Philip and I had the privilege of spending some time in their company.  We ate.  We talked about food from the mid-east, soccer and rap music. 

And then we listened to the heartbreaking stories of families having to flee for their lives from war torn regions.  Of plastic rafts and mass drownings in the Mediterranean Sea.  We listened to the stories of the immense hardship these displaced people must go through in order to eventually find safe harbor and sanctuary among the German people – a nation that is sacrificing so much to literally save the lives of people that would die without a place to go. 

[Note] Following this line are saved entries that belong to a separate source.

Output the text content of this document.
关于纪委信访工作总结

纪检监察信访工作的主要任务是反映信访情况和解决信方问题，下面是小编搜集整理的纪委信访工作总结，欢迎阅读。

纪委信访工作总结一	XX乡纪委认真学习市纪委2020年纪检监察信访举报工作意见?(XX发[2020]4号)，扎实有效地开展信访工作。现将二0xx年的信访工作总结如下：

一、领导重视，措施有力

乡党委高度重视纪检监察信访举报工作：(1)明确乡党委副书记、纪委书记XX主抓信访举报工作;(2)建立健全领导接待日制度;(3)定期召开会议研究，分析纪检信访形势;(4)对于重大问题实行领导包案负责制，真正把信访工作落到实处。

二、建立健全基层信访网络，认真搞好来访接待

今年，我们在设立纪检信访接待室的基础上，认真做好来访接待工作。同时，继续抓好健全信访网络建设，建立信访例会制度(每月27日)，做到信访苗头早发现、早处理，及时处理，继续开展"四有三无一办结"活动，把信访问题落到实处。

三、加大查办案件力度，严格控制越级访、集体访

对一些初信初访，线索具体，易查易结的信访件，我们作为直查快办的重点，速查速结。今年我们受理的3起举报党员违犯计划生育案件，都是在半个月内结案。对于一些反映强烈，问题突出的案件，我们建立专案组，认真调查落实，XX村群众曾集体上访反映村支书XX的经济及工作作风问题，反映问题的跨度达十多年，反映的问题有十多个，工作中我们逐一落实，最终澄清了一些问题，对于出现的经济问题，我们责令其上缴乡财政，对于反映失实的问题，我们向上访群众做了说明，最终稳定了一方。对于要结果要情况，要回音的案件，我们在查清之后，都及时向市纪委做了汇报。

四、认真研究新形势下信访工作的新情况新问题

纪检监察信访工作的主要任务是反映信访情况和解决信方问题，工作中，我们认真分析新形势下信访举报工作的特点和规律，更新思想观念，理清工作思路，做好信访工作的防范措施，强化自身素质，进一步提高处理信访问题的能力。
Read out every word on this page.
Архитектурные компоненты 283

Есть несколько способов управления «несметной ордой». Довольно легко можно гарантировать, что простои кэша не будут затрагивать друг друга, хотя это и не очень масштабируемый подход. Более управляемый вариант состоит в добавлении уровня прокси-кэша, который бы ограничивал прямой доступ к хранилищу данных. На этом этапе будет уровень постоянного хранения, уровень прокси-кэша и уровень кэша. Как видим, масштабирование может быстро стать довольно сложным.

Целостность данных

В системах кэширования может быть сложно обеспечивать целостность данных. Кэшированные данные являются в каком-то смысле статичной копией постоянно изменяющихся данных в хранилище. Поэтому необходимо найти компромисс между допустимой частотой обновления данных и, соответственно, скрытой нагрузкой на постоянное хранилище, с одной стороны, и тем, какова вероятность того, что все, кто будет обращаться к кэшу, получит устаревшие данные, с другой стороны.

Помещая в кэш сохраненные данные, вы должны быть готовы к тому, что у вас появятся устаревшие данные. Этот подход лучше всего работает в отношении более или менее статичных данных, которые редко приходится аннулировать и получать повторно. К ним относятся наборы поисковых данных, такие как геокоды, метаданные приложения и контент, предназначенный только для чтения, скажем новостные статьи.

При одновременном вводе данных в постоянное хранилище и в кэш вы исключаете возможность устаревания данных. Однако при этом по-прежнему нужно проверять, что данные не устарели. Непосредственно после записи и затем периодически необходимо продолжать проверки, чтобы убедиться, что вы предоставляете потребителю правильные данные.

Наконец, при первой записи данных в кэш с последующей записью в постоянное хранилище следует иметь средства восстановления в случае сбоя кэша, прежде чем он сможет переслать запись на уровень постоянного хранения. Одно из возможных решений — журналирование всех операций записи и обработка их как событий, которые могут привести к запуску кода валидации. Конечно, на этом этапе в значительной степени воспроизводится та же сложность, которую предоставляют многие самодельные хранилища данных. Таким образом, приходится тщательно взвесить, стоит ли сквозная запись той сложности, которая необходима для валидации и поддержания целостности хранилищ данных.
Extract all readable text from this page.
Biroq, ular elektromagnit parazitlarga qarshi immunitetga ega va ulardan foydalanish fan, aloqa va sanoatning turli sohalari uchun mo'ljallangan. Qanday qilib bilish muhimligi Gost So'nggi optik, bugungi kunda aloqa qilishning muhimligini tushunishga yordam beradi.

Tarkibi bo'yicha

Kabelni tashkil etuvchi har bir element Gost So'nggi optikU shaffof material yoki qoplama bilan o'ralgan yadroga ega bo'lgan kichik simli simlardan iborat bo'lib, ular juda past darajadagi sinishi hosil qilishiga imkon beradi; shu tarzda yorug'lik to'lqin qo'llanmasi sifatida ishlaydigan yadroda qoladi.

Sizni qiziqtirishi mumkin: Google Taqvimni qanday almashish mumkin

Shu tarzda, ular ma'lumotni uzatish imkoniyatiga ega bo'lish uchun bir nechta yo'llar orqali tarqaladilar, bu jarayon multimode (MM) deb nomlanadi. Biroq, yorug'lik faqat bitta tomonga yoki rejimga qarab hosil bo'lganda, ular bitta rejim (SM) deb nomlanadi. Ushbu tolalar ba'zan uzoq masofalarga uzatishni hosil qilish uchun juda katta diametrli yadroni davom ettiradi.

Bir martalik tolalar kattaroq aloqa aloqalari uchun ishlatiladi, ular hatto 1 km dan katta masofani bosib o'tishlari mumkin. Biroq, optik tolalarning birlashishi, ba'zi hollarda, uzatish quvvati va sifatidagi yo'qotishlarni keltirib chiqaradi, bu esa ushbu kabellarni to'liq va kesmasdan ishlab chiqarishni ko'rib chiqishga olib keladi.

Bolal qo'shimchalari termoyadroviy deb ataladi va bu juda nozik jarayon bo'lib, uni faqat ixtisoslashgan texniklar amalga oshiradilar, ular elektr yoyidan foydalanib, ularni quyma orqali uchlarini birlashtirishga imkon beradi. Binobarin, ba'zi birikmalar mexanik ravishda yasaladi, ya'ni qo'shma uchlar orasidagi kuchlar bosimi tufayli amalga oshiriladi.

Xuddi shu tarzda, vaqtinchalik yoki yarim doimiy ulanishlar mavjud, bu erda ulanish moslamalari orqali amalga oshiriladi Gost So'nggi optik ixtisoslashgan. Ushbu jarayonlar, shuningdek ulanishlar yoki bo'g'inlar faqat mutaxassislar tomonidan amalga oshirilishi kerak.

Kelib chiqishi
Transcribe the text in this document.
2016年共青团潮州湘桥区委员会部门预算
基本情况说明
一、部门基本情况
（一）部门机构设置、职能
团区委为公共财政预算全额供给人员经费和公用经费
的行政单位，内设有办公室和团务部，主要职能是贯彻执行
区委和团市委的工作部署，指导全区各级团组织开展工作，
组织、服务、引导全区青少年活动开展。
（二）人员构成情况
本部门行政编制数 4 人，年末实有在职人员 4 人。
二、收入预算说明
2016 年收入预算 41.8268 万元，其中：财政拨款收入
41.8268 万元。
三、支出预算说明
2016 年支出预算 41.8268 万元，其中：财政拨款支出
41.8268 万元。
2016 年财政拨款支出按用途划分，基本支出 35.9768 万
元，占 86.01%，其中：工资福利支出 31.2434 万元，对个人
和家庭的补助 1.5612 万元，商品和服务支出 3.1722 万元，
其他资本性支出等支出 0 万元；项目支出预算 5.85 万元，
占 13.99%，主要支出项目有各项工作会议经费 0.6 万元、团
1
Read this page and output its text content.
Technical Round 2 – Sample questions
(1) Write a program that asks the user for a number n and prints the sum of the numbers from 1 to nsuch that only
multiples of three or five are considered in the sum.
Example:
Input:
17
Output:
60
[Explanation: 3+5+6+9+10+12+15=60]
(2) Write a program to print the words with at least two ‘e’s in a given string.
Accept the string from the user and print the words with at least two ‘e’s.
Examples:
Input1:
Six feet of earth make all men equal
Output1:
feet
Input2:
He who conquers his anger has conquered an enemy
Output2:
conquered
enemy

And there – sitting in the south of Germany with Muslims and Christians, Germans, Americans, Syrians, Persians and Eritreans – I couldn’t help but think how the very thing we were engaged in was, in a way, a silent protest against the dark powers that would try to prevent this integration. 

Reichs come and go. 

As do Caliphates, borders, walls, prejudice, terror, democracies and demagogues. 

On the other hand 

Das Reich des Königs hält ewig. 

The King’s Kingdom lasts forever. 

I feel like Karin and Wilfried’s actions represented the King’s Kingdom.  And those actions will last forever.  As will the actions of so many hospitable German people impacting the lives of these precious people that have been through so much.  “I was a stranger and you took me in”. 

We won’t stop playing concerts because of Bataclan in Paris.  We won’t stop flying overseas because of what happened in Brussels or Turkey this week.   We won’t stop using our voice to speak for those that can’t speak for themselves, to plead the cause of the oppressed and the displaced.  Hope’s not giving up.